Details
-
Bug
-
Status: Open
-
Major
-
Resolution: Unresolved
-
0.12.0
-
None
-
None
-
- thrift latest master
- Operating Systems and Compilers:
- VS2017 x64
- VS2019 x64
- macOS 10.13
- Ubuntu 18.04 x86_64
- OpenSSL 1.1.1c (current latest official)
Description
We observe a memory corruption in SecurityTest. The issue is not fully reproducible: it appears on average in 1 out of 10 executions. However it is not dependent on the environment because can reproduce the problem on Windows VS2017 x64, VS2019 x64, macOS 10.13, and Ubuntu 18.04 x86_64.

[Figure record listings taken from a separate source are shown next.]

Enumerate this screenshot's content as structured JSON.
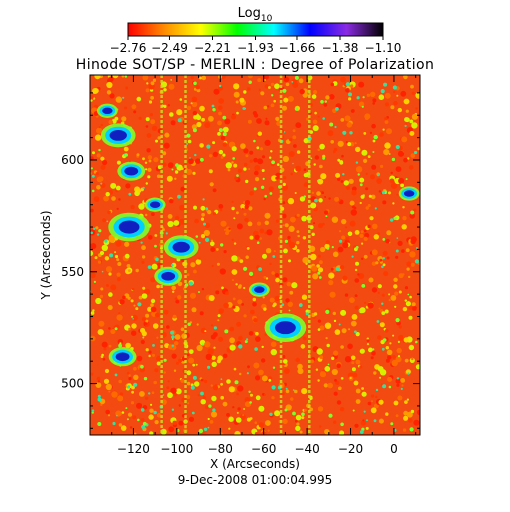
{
  "chart_data": {
    "type": "heatmap",
    "title": "Hinode SOT/SP - MERLIN : Degree of Polarization",
    "xlabel": "X (Arcseconds)",
    "ylabel": "Y (Arcseconds)",
    "footer": "9-Dec-2008 01:00:04.995",
    "colorbar": {
      "title_base": "Log",
      "title_sub": "10",
      "min": -2.76,
      "max": -1.1,
      "tick_labels": [
        "-2.76",
        "-2.49",
        "-2.21",
        "-1.93",
        "-1.66",
        "-1.38",
        "-1.10"
      ],
      "colormap": [
        "#ff0000",
        "#ff8c00",
        "#ffff00",
        "#00ff00",
        "#00ffff",
        "#0000ff",
        "#8a2be2",
        "#000000"
      ]
    },
    "xlim": [
      -140,
      12
    ],
    "ylim": [
      477,
      638
    ],
    "x_ticks": [
      -120,
      -100,
      -80,
      -60,
      -40,
      -20,
      0
    ],
    "x_tick_labels": [
      "−120",
      "−100",
      "−80",
      "−60",
      "−40",
      "−20",
      "0"
    ],
    "y_ticks": [
      500,
      550,
      600
    ],
    "y_tick_labels": [
      "500",
      "550",
      "600"
    ],
    "scan_lines_x": [
      -107,
      -96,
      -52,
      -39
    ],
    "strong_regions": [
      {
        "x": -127,
        "y": 611,
        "r": 5
      },
      {
        "x": -121,
        "y": 595,
        "r": 4
      },
      {
        "x": -122,
        "y": 570,
        "r": 6
      },
      {
        "x": -98,
        "y": 561,
        "r": 5
      },
      {
        "x": -104,
        "y": 548,
        "r": 4
      },
      {
        "x": -125,
        "y": 512,
        "r": 4
      },
      {
        "x": -50,
        "y": 525,
        "r": 6
      },
      {
        "x": -62,
        "y": 542,
        "r": 3
      },
      {
        "x": 7,
        "y": 585,
        "r": 3
      },
      {
        "x": -132,
        "y": 622,
        "r": 3
      },
      {
        "x": -110,
        "y": 580,
        "r": 3
      }
    ]
  }
}
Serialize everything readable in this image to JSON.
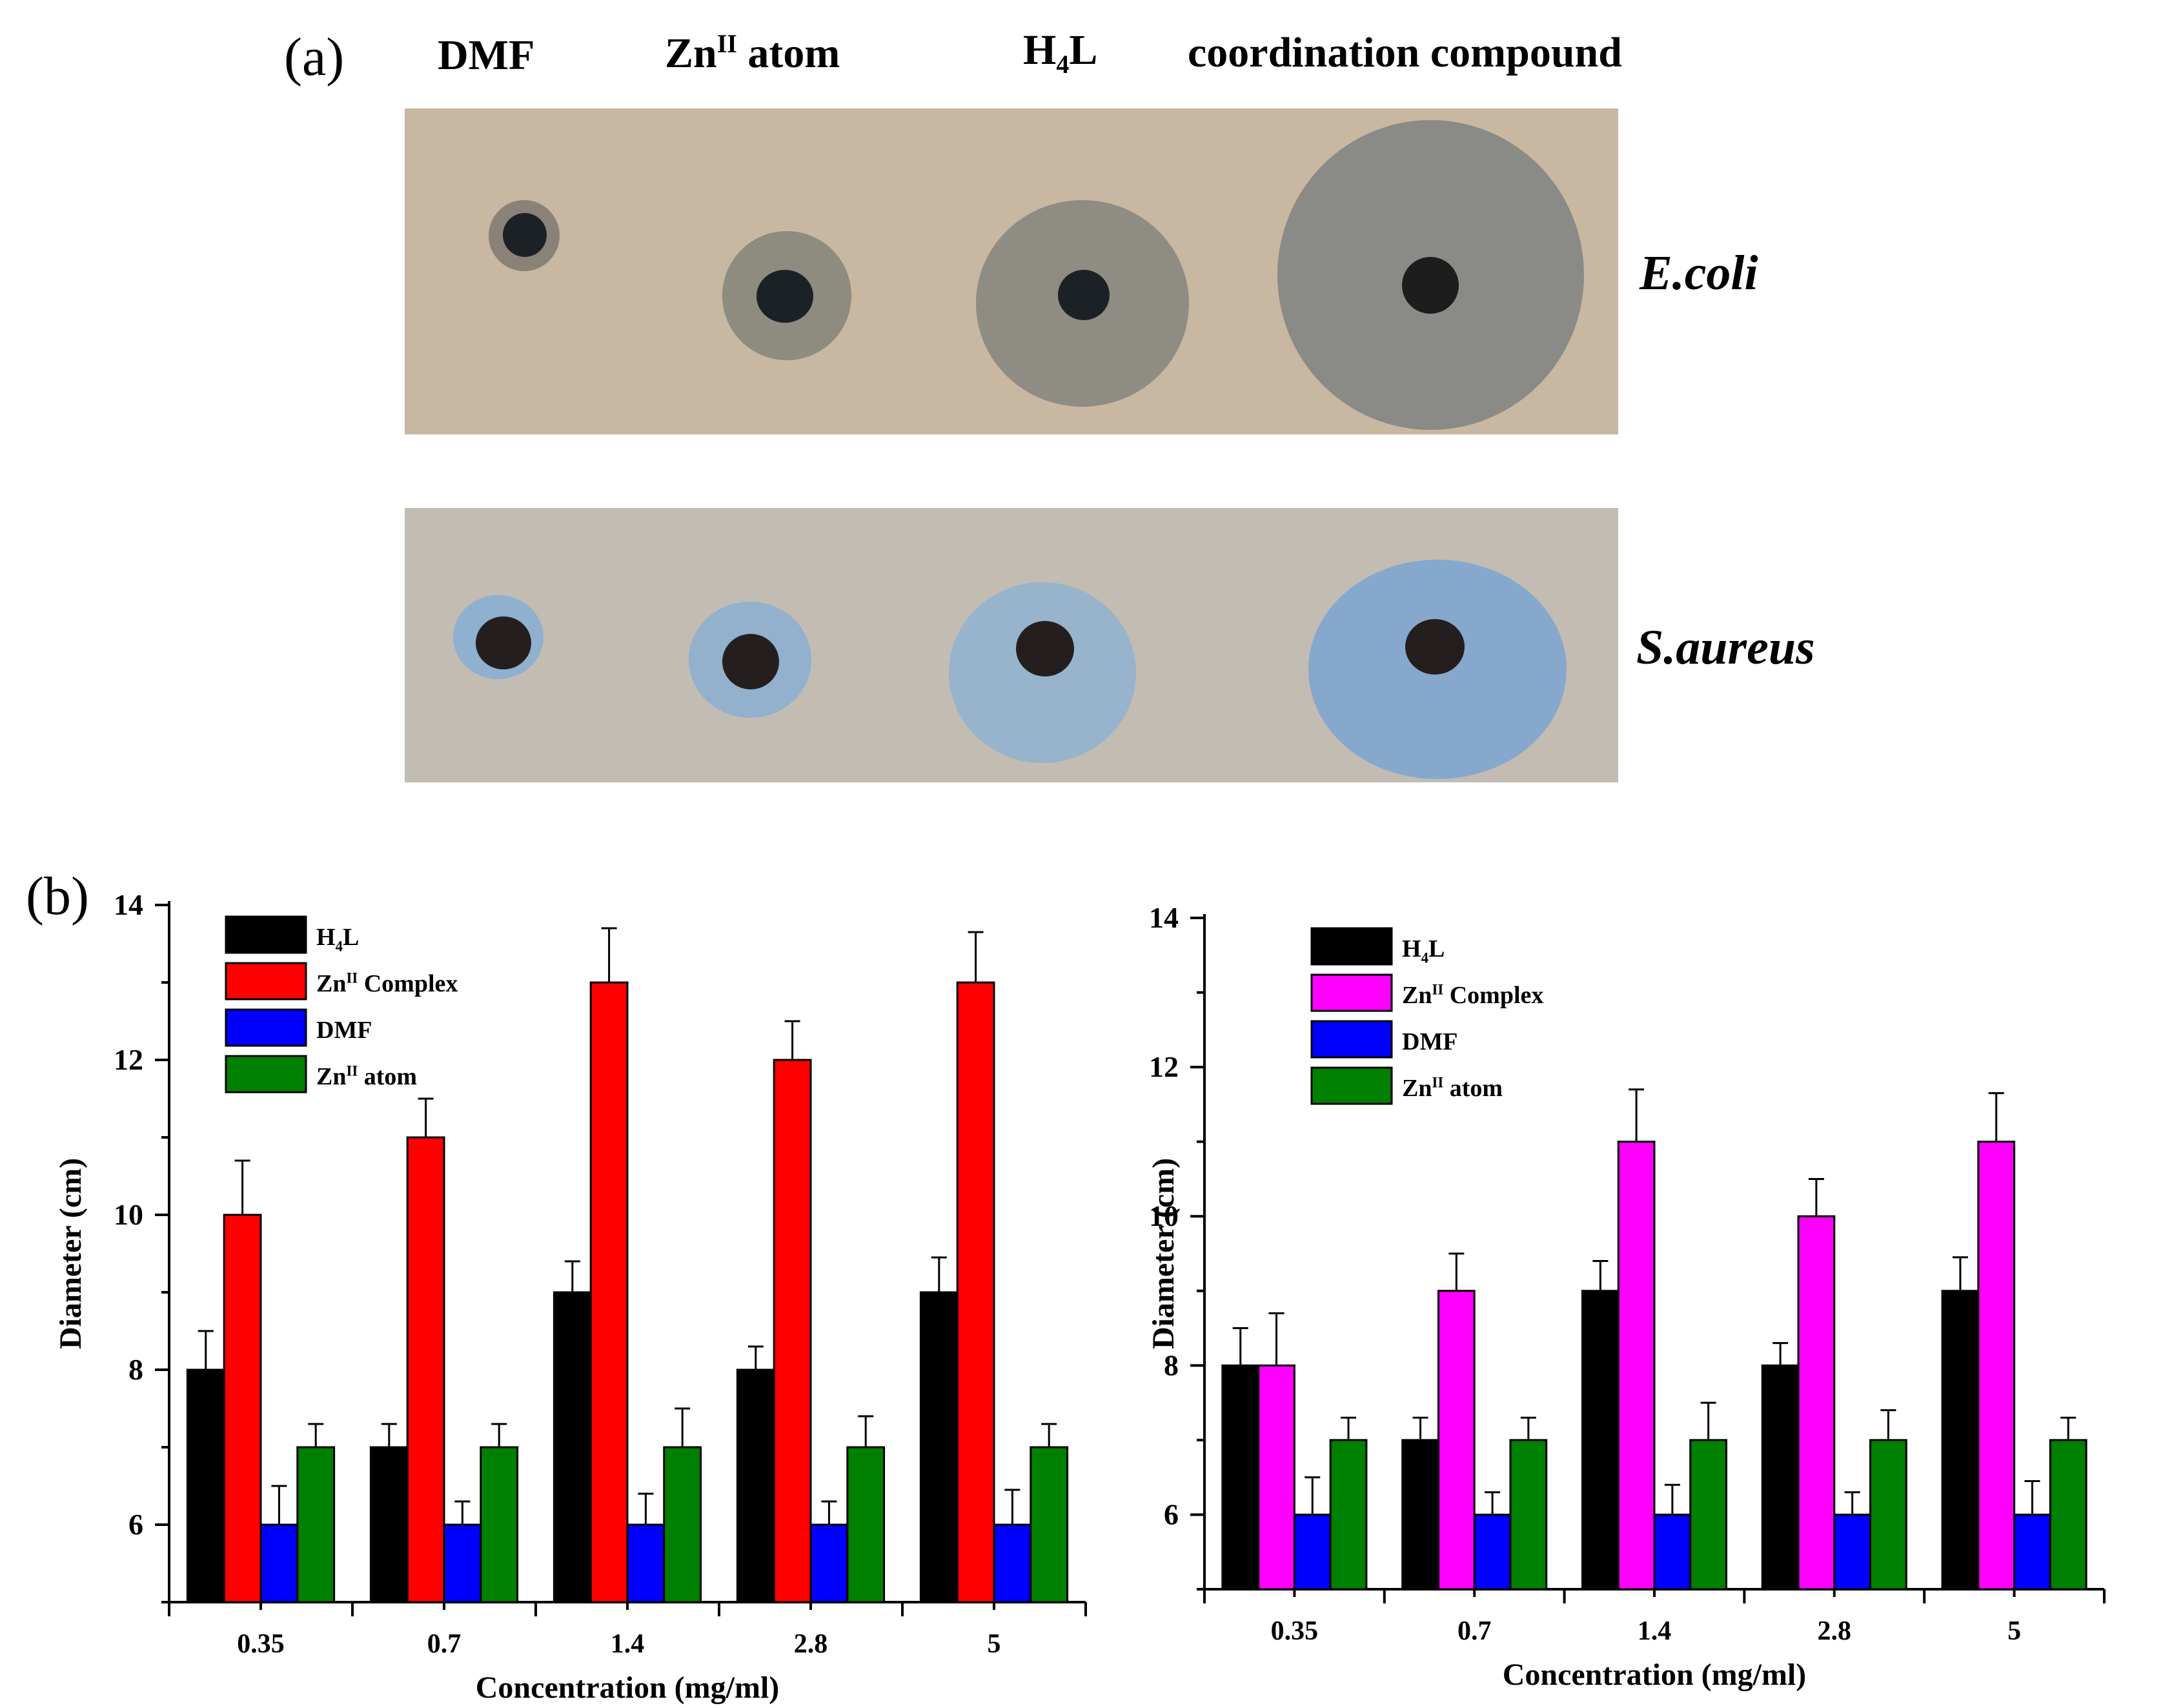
{
  "panel_a": {
    "letter": "(a)",
    "column_labels": {
      "dmf": "DMF",
      "zn_atom": {
        "main": "Zn",
        "sup": "II",
        "rest": " atom"
      },
      "h4l": {
        "main": "H",
        "sub": "4",
        "rest": "L"
      },
      "compound": "coordination compound"
    },
    "plates": [
      {
        "strain": "E.coli",
        "background": "#c8b7a1",
        "zone_color": "#8d8c84",
        "zones": [
          {
            "sample": "DMF",
            "zone_diameter_rel": 0.28
          },
          {
            "sample": "Zn atom",
            "zone_diameter_rel": 0.52
          },
          {
            "sample": "H4L",
            "zone_diameter_rel": 0.8
          },
          {
            "sample": "coordination compound",
            "zone_diameter_rel": 1.0
          }
        ]
      },
      {
        "strain": "S.aureus",
        "background": "#c2bcb3",
        "zone_color": "#7fa6cf",
        "zones": [
          {
            "sample": "DMF",
            "zone_diameter_rel": 0.36
          },
          {
            "sample": "Zn atom",
            "zone_diameter_rel": 0.52
          },
          {
            "sample": "H4L",
            "zone_diameter_rel": 0.72
          },
          {
            "sample": "coordination compound",
            "zone_diameter_rel": 1.0
          }
        ]
      }
    ]
  },
  "panel_b": {
    "letter": "(b)"
  },
  "chart_data": [
    {
      "type": "bar",
      "title": "",
      "categories": [
        "0.35",
        "0.7",
        "1.4",
        "2.8",
        "5"
      ],
      "xlabel": "Concentration (mg/ml)",
      "ylabel": "Diameter (cm)",
      "ylim": [
        5,
        14
      ],
      "yticks": [
        "6",
        "8",
        "10",
        "12",
        "14"
      ],
      "legend_position": "top-left",
      "series": [
        {
          "name": "H4L",
          "legend": {
            "main": "H",
            "sub": "4",
            "rest": "L"
          },
          "color": "#000000",
          "values": [
            8,
            7,
            9,
            8,
            9
          ],
          "errors": [
            0.5,
            0.3,
            0.4,
            0.3,
            0.45
          ]
        },
        {
          "name": "ZnII Complex",
          "legend": {
            "main": "Zn",
            "sup": "II",
            "rest": " Complex"
          },
          "color": "#ff0000",
          "values": [
            10,
            11,
            13,
            12,
            13
          ],
          "errors": [
            0.7,
            0.5,
            0.7,
            0.5,
            0.65
          ]
        },
        {
          "name": "DMF",
          "legend": {
            "main": "DMF"
          },
          "color": "#0000ff",
          "values": [
            6,
            6,
            6,
            6,
            6
          ],
          "errors": [
            0.5,
            0.3,
            0.4,
            0.3,
            0.45
          ]
        },
        {
          "name": "ZnII atom",
          "legend": {
            "main": "Zn",
            "sup": "II",
            "rest": "  atom"
          },
          "color": "#008000",
          "values": [
            7,
            7,
            7,
            7,
            7
          ],
          "errors": [
            0.3,
            0.3,
            0.5,
            0.4,
            0.3
          ]
        }
      ]
    },
    {
      "type": "bar",
      "title": "",
      "categories": [
        "0.35",
        "0.7",
        "1.4",
        "2.8",
        "5"
      ],
      "xlabel": "Concentration (mg/ml)",
      "ylabel": "Diameter (cm)",
      "ylim": [
        5,
        14
      ],
      "yticks": [
        "6",
        "8",
        "10",
        "12",
        "14"
      ],
      "legend_position": "top-left",
      "series": [
        {
          "name": "H4L",
          "legend": {
            "main": "H",
            "sub": "4",
            "rest": "L"
          },
          "color": "#000000",
          "values": [
            8,
            7,
            9,
            8,
            9
          ],
          "errors": [
            0.5,
            0.3,
            0.4,
            0.3,
            0.45
          ]
        },
        {
          "name": "ZnII Complex",
          "legend": {
            "main": "Zn",
            "sup": "II",
            "rest": " Complex"
          },
          "color": "#ff00ff",
          "values": [
            8,
            9,
            11,
            10,
            11
          ],
          "errors": [
            0.7,
            0.5,
            0.7,
            0.5,
            0.65
          ]
        },
        {
          "name": "DMF",
          "legend": {
            "main": "DMF"
          },
          "color": "#0000ff",
          "values": [
            6,
            6,
            6,
            6,
            6
          ],
          "errors": [
            0.5,
            0.3,
            0.4,
            0.3,
            0.45
          ]
        },
        {
          "name": "ZnII atom",
          "legend": {
            "main": "Zn",
            "sup": "II",
            "rest": "  atom"
          },
          "color": "#008000",
          "values": [
            7,
            7,
            7,
            7,
            7
          ],
          "errors": [
            0.3,
            0.3,
            0.5,
            0.4,
            0.3
          ]
        }
      ]
    }
  ]
}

On Linux the issue is often reported as:
[...] TEST: Server = TLSv1_2, Client = TLSv1_1 CLI 7f1be2eaa700 Exception: SSL_connect: tlsv1 alert protocol version (SSL_error_code = 1) Thrift: Mon Sep 2 07:51:32 2019 SSL_shutdown: shutdown while in init (SSL_error_code = 1) SRV 7f1be38bd700 Exception: SSL_accept: error code: 0 (SSL_error_code = 5) error:1409442E:SSL routines:ssl3_read_bytes:tlsv1 alert protocol version Thrift: Mon Sep 2 07:51:32 2019 SSL_shutdown: shutdown while in init (SSL_error_code = 1) double free or corruption (out) unknown location(0): fatal error: in "SecurityTest/ssl_security_matrix": signal: SIGABRT (application abort requested) /builds/thrift/lib/cpp/test/SecurityTest.cpp(173): last checkpoint
But other forms also appear, for example:
[...]
Thrift: Mon Sep 2 07:50:53 2019 SSL_shutdown: shutdown while in init (SSL_error_code = 1)

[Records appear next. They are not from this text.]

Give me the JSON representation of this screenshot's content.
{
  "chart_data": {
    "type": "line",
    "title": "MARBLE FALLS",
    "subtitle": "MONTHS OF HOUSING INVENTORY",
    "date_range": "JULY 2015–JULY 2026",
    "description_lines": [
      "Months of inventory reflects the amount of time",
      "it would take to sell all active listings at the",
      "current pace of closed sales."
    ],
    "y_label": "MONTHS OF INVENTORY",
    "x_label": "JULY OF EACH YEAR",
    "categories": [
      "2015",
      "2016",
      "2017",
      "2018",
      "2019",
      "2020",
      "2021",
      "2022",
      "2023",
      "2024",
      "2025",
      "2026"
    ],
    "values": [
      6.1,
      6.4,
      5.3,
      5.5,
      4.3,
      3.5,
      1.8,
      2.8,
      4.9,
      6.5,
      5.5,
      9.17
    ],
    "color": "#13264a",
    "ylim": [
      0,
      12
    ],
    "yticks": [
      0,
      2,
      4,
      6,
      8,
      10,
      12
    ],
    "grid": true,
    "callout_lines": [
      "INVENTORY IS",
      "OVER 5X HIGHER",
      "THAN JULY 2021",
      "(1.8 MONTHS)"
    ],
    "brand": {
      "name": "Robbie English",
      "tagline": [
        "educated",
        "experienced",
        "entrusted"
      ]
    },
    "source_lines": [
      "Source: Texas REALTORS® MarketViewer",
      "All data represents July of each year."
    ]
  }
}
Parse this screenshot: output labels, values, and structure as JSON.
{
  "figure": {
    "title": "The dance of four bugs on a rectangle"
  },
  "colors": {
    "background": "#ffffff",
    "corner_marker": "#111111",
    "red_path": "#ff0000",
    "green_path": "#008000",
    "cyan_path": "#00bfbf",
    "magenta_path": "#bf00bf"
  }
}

TEST: Server = TLSv1_2, Client = TLSv1_2
corrupted size vs. prev_size
We tried to isolate a call stack for the problem but have failed so far. The boost message log does not always point to the same protocol combination. We executed the test in `valgrind` but it does never crash there. With `gdb` we can create a stack trace but it does not mean much to me:
EST: Server = TLSv1_2, Client = TLSv1_0 [New Thread 0x7f940fd05700 (LWP 1903)] [New Thread 0x7f9410718700 (LWP 1904)] CLI 7f9410718700 Exception: SSL_connect: tlsv1 alert protocol version (SSL_error_code = 1) Thrift: Mon Sep 2 08:36:14 2019 SSL_shutdown: shutdown while in init (SSL_error_code = 1) SRV 7f940fd05700 Exception: SSL_accept: error code: 0 (SSL_error_code = 5) error:1409442E:SSL routines:ssl3_read_bytes:tlsv1 alert protocol version Thrift: Mon Sep 2 08:36:14 2019 SSL_shutdown: shutdown while in init (SSL_error_code = 1) double free or corruption (out) [Thread 0x7f9410718700 (LWP 1904) exited] Thread 28 "SecurityTest" received signal SIGABRT, Aborted. [Switching to Thread 0x7f940fd05700 (LWP 1903)] __GI_raise (sig=sig@entry=6) at ../sysdeps/unix/sysv/linux/raise.c:51 51 ../sysdeps/unix/sysv/linux/raise.c: No such file or directory. (gdb) bt #0 __GI_raise (sig=sig@entry=6) at ../sysdeps/unix/sysv/linux/raise.c:51 #1 0x00007f9410b73801 in __GI_abort () at abort.c:79 #2 0x00007f9410bbc897 in __libc_message (action=action@entry=do_abort, fmt=fmt@entry=0x7f9410ce9b9a "%s\n") at ../sysdeps/posix/libc_fatal.c:181 #3 0x00007f9410bc390a in malloc_printerr (str=str@entry=0x7f9410ceb870 "double free or corruption (out)") at malloc.c:5350 #4 0x00007f9410cceeb9 in _int_free (have_lock=0, p=0x7f940800cd70, av=0x7f9410f1ec40 <main_arena>) at malloc.c:4278 #5 __GI___libc_free (mem=0x7f940800cd80) at malloc.c:3124 #6 tcache_thread_shutdown () at malloc.c:2969 #7 arena_thread_freeres () at arena.c:950 #8 0x00007f9410ccf652 in __libc_thread_freeres () at thread-freeres.c:29 #9 0x00007f94121bb700 in start_thread (arg=0x7f940fd05700) at pthread_create.c:476 #10 0x00007f9410c5488f in clone () at ../sysdeps/unix/sysv/linux/x86_64/clone.S:95
This could indicate a multi-threading issue with the creation of server and/or client in the test?